Ciletuh in Palabuhanratu is located on the island of Java, in the western Sukabumi Regency of Indonesia. The Geopark is located on the border of a tectonically active zone: the subduction zone between the Eurasian plate and the Indo-Australian plate, which continue to converge at 4 mm/year. The area is characterized by a rare geological diversity.
Evidence for a similar subduction process that occurred during the Cretaceous age (145–66 million years ago) is found in the Ciletuh area in the form of rock formations that were deposited within the deep subduction trench. These rock formations are composed of ophiolite, metamorphic, deep sedimentary rocks, and mélange complexes and are known as the oldest rock formations on the surface of West Java. The tectonic process during the Miocene-Pliocene (5-8 million years ago) led to the gravitational collapse of part of the Jampang Formation, forming the biggest horse shoe-shaped natural amphitheater morphology in Indonesia and a series of waterfalls.
The area can be also described as ‘the first land of the western Java Island’. The weathering and aberration process affected several rock formations and resulted in a unique formation of animal-shaped rocks. Since the Pleistocene (2.5 million years ago to recent), volcanic activity has been shifting to the north, resulting in hot springs, geysers and geothermal resources in the northern area.

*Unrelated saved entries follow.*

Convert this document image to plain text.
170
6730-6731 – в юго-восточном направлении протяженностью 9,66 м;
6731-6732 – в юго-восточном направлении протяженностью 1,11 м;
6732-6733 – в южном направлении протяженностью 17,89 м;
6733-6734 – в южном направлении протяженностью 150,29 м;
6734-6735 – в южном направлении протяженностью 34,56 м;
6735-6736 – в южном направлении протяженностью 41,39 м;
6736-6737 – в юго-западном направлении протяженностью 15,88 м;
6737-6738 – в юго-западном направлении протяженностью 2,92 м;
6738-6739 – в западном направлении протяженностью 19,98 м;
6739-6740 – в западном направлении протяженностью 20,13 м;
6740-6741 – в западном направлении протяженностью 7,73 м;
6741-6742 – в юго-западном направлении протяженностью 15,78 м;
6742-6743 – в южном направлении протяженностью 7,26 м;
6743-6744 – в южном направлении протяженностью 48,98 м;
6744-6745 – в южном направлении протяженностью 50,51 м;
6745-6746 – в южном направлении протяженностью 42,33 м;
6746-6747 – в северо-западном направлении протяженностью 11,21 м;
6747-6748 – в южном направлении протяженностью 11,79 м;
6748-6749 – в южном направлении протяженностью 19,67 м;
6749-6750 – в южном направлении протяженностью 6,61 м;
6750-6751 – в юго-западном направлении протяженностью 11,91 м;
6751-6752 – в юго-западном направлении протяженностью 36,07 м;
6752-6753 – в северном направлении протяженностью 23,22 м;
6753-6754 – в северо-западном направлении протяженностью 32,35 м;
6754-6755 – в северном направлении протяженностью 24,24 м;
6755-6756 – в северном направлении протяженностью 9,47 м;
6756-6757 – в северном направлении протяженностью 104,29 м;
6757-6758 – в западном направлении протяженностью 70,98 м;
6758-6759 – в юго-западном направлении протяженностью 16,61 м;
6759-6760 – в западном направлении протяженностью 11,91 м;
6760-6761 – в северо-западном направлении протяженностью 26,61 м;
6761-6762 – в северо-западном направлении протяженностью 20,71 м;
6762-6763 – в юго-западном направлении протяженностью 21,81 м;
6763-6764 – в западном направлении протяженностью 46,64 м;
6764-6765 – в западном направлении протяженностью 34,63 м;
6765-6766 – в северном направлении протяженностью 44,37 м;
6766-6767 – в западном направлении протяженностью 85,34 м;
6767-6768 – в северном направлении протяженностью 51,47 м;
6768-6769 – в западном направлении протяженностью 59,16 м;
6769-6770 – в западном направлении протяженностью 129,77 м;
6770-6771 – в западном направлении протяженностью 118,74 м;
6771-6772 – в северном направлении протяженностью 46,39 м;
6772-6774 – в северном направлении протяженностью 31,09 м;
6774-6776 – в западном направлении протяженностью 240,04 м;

The UNESCO Global Geopark is named after the Ciletuh River and Palabuhanratu (Queen Harbor), who according to a local legend was the Queen of the Southern Sea (Indian Ocean) and acted as a guardian over the coast. The Geopark comprises of 74 villages distributed over eight sub-districts. The communities in the Geopark are marked by diverse livelihoods, ranging from farmers and fishermen to teachers and government officials. Most of the income is generated through fishery due to the extensive coastline, which connects directly to the Indian Ocean.
Tourism will also become a source of income as visitor can enjoy the spectacular landscape of the UNESCO Global Geopark with its waterfalls, beaches, geyser, rivers, mountain, wild reserve, turtle conservation; and experience the life of Sundanese culture. The Geopark is a dream for adventure tourists as they can indulge themselves with surfing, paragliding, and rafting, canoeing, rock climbing waterfalls, snorkeling, diving, fishing and forest trekking.
Presently, several cultural village communities still adopt the ancestral Kasepuhan tradition, particularly in the field of agriculture such a rice paddy farming called tatanen. Cultural diversity is one of the main pillars of Ciletuh UNESCO Global Geopark. Recognizing the connection between culture and human values, the welfare of local communities is of particular significance as it strengthens community life and is an indicator for social welfare.
The involvement of local communities in initiatives related to Geopark conservation, education and promotion is therefore a principal factor in the sustainable development program of the Geopark. Through a community empowerment program, Ciletuh Geopark aims to grant greater access and independence to the public. These programs include participation, transparency and accountability as a means to learn collectively for a better future.